Our previous studies indicated that pharmacological inhibition of the viral NA improves survival from secondary pneumococcal pneumonia following influenza [13,14]. However, these studies were done using a single virus and could not establish whether a dose effect based on the activities of different viruses might exist. In this study, we created a set of recombinant viruses that differ from each other only in NA activity. A hierarchy of support for bacterial adherence and secondary bacterial pneumonia could be seen when recombinant viruses were compared in cell culture and animal models of viral-bacterial interactions. The NA of highest activity (from the 1957 pandemic influenza strain) was capable of inducing more pneumococcal adherence to cultured respiratory epithelial cells and higher mortality from secondary pneumococcal pneumonia in mice than an NA with 2-fold less activity (Syd97). Similar weight loss and lung viral titers in the influenza phase of the infections indicated that differences in viral kinetics were not interfering in the comparisons. A virus with the NA of the recent Fuj02 strain, with NA specific activity comparable to that of the Syd97 NA, more effectively supported secondary bacterial pneumonia than a virus with another 2-fold decrease in relative activity (Mem72) when tested on the same background (paired with the Fuj02 HA). The Fujian virus caused high epidemic mortality during the most reason influenza season (2003−2004) and contributed to a number of well-publicized deaths from methicillin-resistant Staphylococcus aureus (MRSA) . The activity of the 1918 NA has not been reported, and activities of N1 NAs from before 1957 have not been studied in a comprehensive fashion. Our data provide direct evidence that influenza virus NA activity is a predictor of mortality from secondary bacterial pneumonia.

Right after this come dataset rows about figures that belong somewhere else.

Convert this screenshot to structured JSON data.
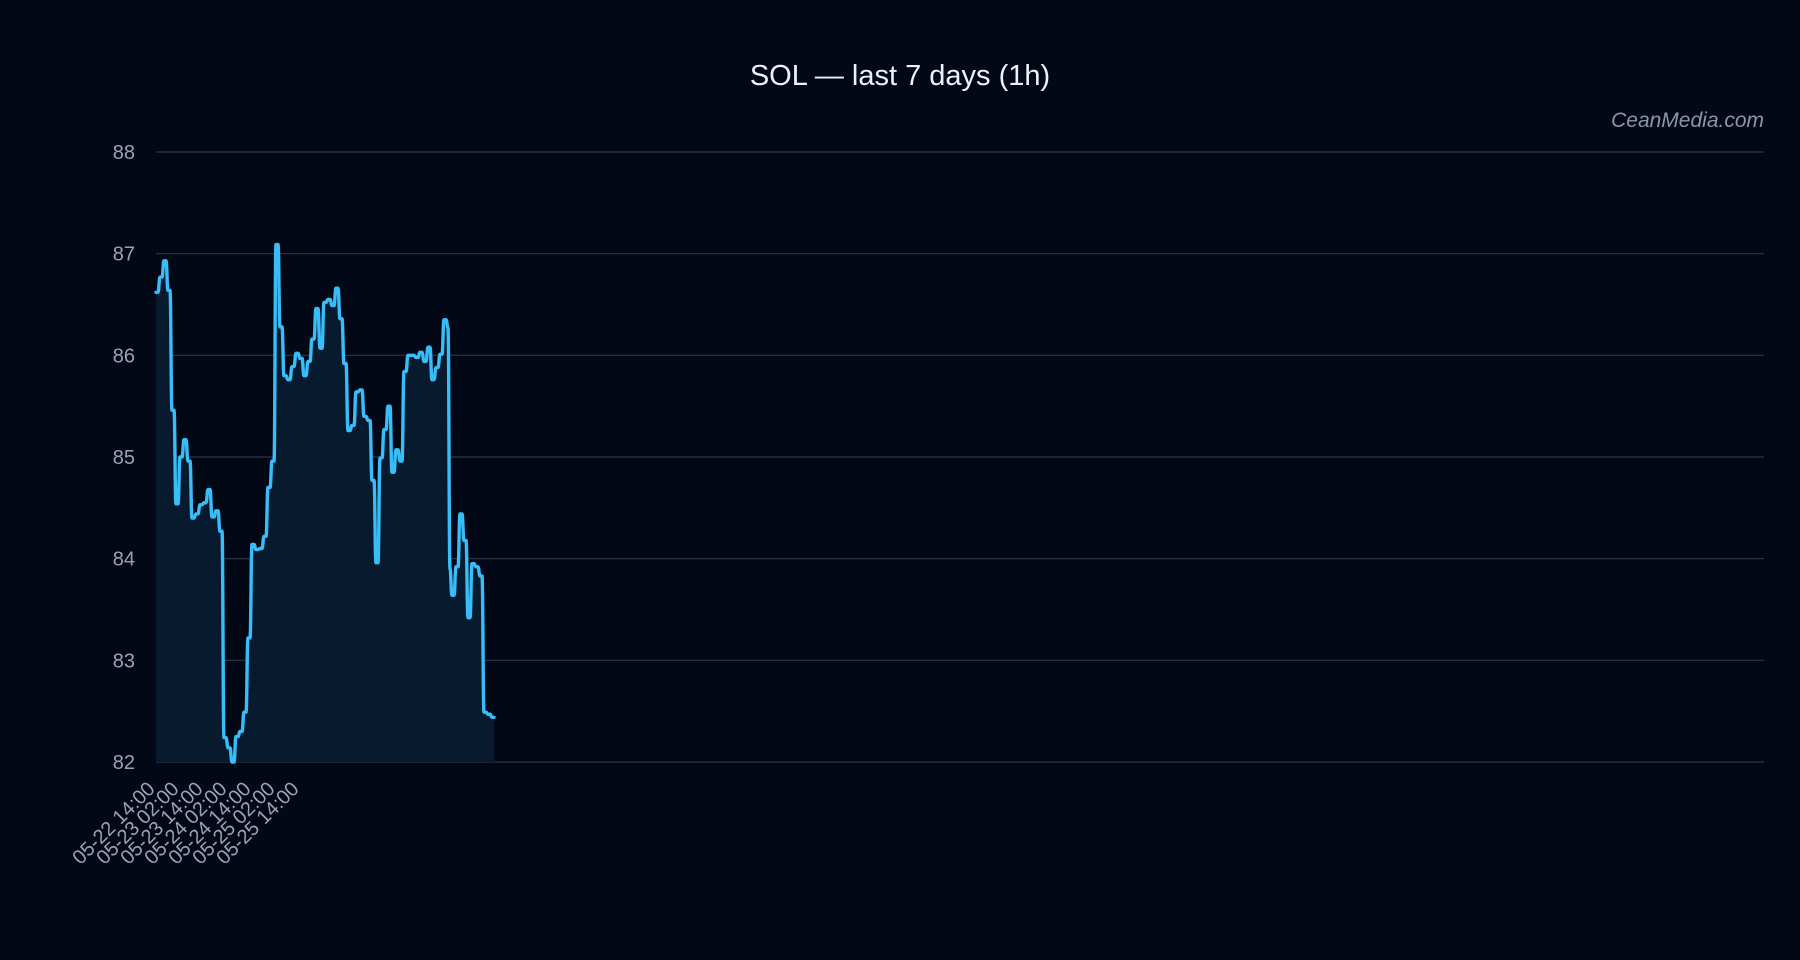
{
  "watermark": "CeanMedia.com",
  "chart_data": {
    "type": "area",
    "title": "SOL — last 7 days (1h)",
    "xlabel": "",
    "ylabel": "",
    "x_start": "05-22 14:00",
    "x_step": "1h",
    "xticks": [
      "05-22 14:00",
      "05-23 02:00",
      "05-23 14:00",
      "05-24 02:00",
      "05-24 14:00",
      "05-25 02:00",
      "05-25 14:00"
    ],
    "yticks": [
      82,
      83,
      84,
      85,
      86,
      87,
      88
    ],
    "ylim": [
      82,
      88
    ],
    "grid": true,
    "legend": "none",
    "colors": {
      "background": "#030817",
      "line": "#38bdf8",
      "fill": "#081a2e",
      "grid": "#2b3649"
    },
    "series": [
      {
        "values": [
          86.62,
          86.62,
          86.77,
          86.77,
          86.93,
          86.93,
          86.64,
          86.64,
          85.46,
          85.46,
          84.54,
          84.54,
          85.0,
          85.0,
          85.17,
          85.17,
          84.96,
          84.96,
          84.4,
          84.4,
          84.44,
          84.44,
          84.53,
          84.53,
          84.55,
          84.55,
          84.68,
          84.68,
          84.41,
          84.41,
          84.47,
          84.47,
          84.27,
          84.27,
          82.24,
          82.24,
          82.14,
          82.14,
          82.0,
          82.0,
          82.25,
          82.25,
          82.3,
          82.3,
          82.49,
          82.49,
          83.22,
          83.22,
          84.14,
          84.14,
          84.09,
          84.09,
          84.1,
          84.1,
          84.22,
          84.22,
          84.7,
          84.7,
          84.96,
          84.96,
          87.09,
          87.09,
          86.28,
          86.28,
          85.8,
          85.8,
          85.76,
          85.76,
          85.89,
          85.89,
          86.02,
          86.02,
          85.97,
          85.97,
          85.8,
          85.8,
          85.94,
          85.94,
          86.16,
          86.16,
          86.46,
          86.46,
          86.07,
          86.07,
          86.52,
          86.52,
          86.55,
          86.55,
          86.49,
          86.49,
          86.66,
          86.66,
          86.36,
          86.36,
          85.92,
          85.92,
          85.26,
          85.26,
          85.31,
          85.31,
          85.64,
          85.64,
          85.66,
          85.66,
          85.4,
          85.4,
          85.36,
          85.36,
          84.77,
          84.77,
          83.96,
          83.96,
          84.99,
          84.99,
          85.27,
          85.27,
          85.5,
          85.5,
          84.85,
          84.85,
          85.07,
          85.07,
          84.96,
          84.96,
          85.84,
          85.84,
          86.0,
          86.0,
          86.0,
          86.0,
          85.98,
          85.98,
          86.03,
          86.03,
          85.94,
          85.94,
          86.08,
          86.08,
          85.76,
          85.76,
          85.88,
          85.88,
          86.01,
          86.01,
          86.35,
          86.35,
          86.27,
          83.9,
          83.64,
          83.64,
          83.92,
          83.92,
          84.44,
          84.44,
          84.18,
          84.18,
          83.42,
          83.42,
          83.95,
          83.95,
          83.92,
          83.92,
          83.83,
          83.83,
          82.49,
          82.49,
          82.47,
          82.47,
          82.44,
          82.44
        ]
      }
    ]
  }
}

These results, together with our previous data showing that oseltamivir treatment prevents secondary pneumococcal pneumonia in mice even when administered late in the viral infection , warrant clinical studies of prevention and treatment of bacterial complications of influenza with NA inhibitors. Effectiveness studies of these drugs in treatment of influenza have already shown decreases in complications, although the populations studied have most often not included those most vulnerable to secondary infections due to underlying illnesses or extremities of age [41−43]. Pandemic planning must take into account the possibility that many of the deaths during the next pandemic will be from bacterial complications of influenza, and an increased focus on the NA including stockpiling of NA inhibitors is therefore essential.
We thank G. Air for providing us with Mem4 and Mem5 monoclonal antibodies, E. Hoffmann, D. R. Perez, L. Widjaja and R. G. Webster for PR8, HK68 HA, and Fuj02 HA and NA plasmids, and R. McKeon for technical support. We thank R.G. Webster and E.I. Tuomanen for critical reading of the manuscript.
This work was supported by NIH (grants AI-49178 and AI-54802), the St. Jude Cancer Center Support (CORE) grant CA-21765, and the American Lebanese Syrian Associated Charities (ALSAC). V.T.P. was supported by the Academy of Finland, the Leiras Research Foundation, and the Pediatric Research Foundation of Finland.
The authors do not have a commercial or other association that might pose a conflict of interest.